"Full of eastern promise" is the unforgettable slogan used in this sexy and mysterious British TV advert for Fry's Turkish Delight, which first aired in 1981, although the slogan was launched in the 1950s. The advert became iconic and is much-loved by the British TV viewing public.
The setting is a sandy desert and is entitled "Shimmering Sands". The exotic ad features a handsome guy and an attractive lady dressed in traditional style, Arabian/Middle Eastern desert clothes. It's very notable that both of the actors are fair-skinned and definitely not from Turkey, and if such an ad were to be released these days, it would certainly cause a commotion.
Now, this certainly isn't an advert that is action-packed, and it involves rather a lot of staring into the camera with an alluring gaze by the couple.
The woman sheds a tear as if yearning for her lost lover, who soon makes an appearance, much to her Turkish delight. While the woman is laid on her back (no doubt having a wet dream thinking about him), the man moves slowly over her towards her face. Now, I would've bet my life on the possibility that he is about to give her a delicate kiss, that's a certainty, surely? Well, as it turns out, no it isn't! Instead he blows over her face (maybe his idea of a blow job?) which is kind of creepy if you want my opinion. If someone started blowing on my face instead of kissing me then serious questions would need to be asked!
So the couple have the opportunity to get passionate with each other in the desert, but instead, decide to eat a Turkish delight. The guy does get his big chopper out, but don't get too excited, it's just his sword I'm referring to, and he uses it to slice the chocolate bar in half with.
I believe the music for the ad was created by Jeff Wayne (War Of The Worlds) although I haven't been able to confirm this 100%.
It's a deliberately mysterious advert that gives off an exotic vibe, and, thus, the chocolate bar was generally more favoured by adults than children. It certainly wasn't my first choice when venturing into the local sweet shop back in the 1970s and early 80s. Having said that, my Mum hated Turkish Delight and so it definitely wouldn't have been her first choice either - she was a dark chocolate fan and liked Bourneville and Black Magic chocolates.
Now, I actually quite like this chocolate bar, although there are a great many who are not fans of the rose-flavoured jelly centre.
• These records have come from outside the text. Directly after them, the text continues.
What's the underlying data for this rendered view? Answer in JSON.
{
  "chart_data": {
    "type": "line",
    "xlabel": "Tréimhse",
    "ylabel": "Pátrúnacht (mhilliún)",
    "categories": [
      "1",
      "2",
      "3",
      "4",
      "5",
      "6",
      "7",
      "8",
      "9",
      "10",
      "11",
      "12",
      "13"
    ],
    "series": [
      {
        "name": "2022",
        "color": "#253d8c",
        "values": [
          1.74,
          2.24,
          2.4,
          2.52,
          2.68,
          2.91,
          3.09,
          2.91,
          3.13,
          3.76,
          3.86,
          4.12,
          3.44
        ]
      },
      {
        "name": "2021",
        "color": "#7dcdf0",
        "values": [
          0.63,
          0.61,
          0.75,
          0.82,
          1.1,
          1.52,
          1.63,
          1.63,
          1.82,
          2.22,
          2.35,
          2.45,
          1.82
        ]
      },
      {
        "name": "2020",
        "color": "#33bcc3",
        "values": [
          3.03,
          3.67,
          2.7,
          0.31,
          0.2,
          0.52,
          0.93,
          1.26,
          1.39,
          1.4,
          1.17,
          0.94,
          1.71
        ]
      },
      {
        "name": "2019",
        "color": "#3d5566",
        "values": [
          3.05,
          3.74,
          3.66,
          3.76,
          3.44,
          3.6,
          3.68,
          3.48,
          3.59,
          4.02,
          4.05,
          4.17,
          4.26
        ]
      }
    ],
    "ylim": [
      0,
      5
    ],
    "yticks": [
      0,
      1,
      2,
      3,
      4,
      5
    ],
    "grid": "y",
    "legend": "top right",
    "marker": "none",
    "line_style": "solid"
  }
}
The jelly to chocolate ratio is pretty high, and it's rather sweet, and it doesn't really quite live up to the exoticness that pours out of the advert. The overall taste experience is certainly not the same as your traditional Turkish Delight that you would buy in Turkey, which comes without the chocolate coating and has a rather more sophisticated texture and taste, rather than a mass-produced one.
The chocolate bar was launched in 1914 in the British isles by J. S. Fry & Sons, who merged with cadbury in 1919, although the Fry's brand name has remained ever since.
Fry's Turkish Delight is still being made by Cadbury and the slogan is still being used on their website.